I'm a first-year chemistry student, and I'm preparing for my upcoming practical lab on acid-base titration. We're supposed to determine the concentration of an unknown hydrochloric acid solution using a standard sodium hydroxide solution and phenolphthalein as an indicator. I've reviewed the theory, but I'm nervous about the actual technique. What are the most common sources of error in an acid-base titration experiment that I should be mindful of? Specifically, how critical is the rinsing procedure for the burette and pipette, and what's the best way to judge the endpoint when the color change isn't perfectly sharp? Any tips for improving precision and recording data accurately would be a huge help.
Common error sources to watch: misreading the burette due to not aligning eye level (parallax), air bubbles in the burette tip, incomplete mixing, and using a NaOH solution that hasn’t been standardized. A quick fix: standardize NaOH with KHP first so you know its exact molarity, then carry that into your titrations.
Burette and pipette rinsing: rinse the burette with your NaOH and the pipette with the unknown acid to minimize dilution; never rinse with water just before titration. After filling the burette, run a little NaOH through to remove air and bring the meniscus to a stable zero before starting.

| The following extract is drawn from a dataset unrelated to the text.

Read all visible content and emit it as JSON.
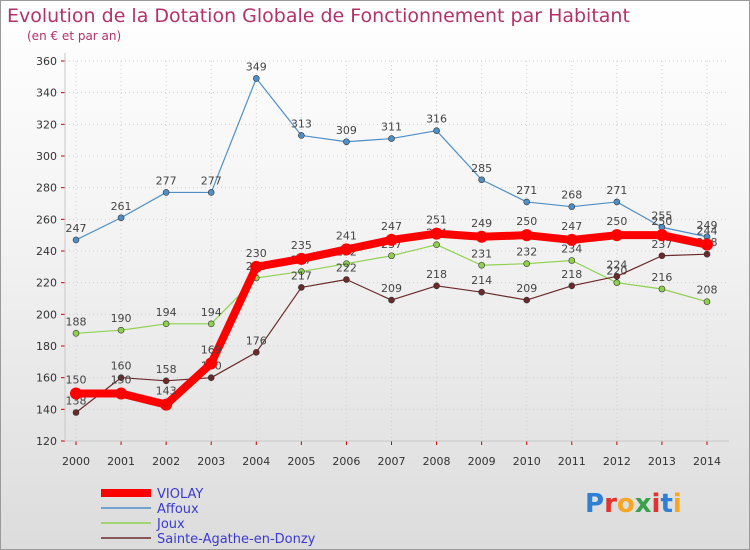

Endpoint technique: with phenolphthalein, you aim for the first persistent pink that lasts 15–30 seconds. If the pink doesn't stay or you see the color jump too quickly, stop and restart with a fresh titration; small, slow additions near the end help.
Precision tips: perform at least two concordant runs (within 0.02–0.05 mL); use a white tile or worksheet to help detect color; swirl thoroughly to ensure complete mixing; consider performing a rough titration to estimate the endpoint and then refine.
Practical checks: keep all glassware dry before use and at room temperature; avoid drafts; use a reservoir to prevent air gaps; note that very cold/ hot room temp affects the meniscus reading slightly; always check for complete neutralization.
Data handling: for each run record initial and final burette readings and volume of acid used; calculate M(HCl)= (M(NaOH) * V(NaOH)) / V(HCl). If you standardize NaOH, you’ll get M(NaOH); compute average and standard deviation across concordant trials; report uncertainty.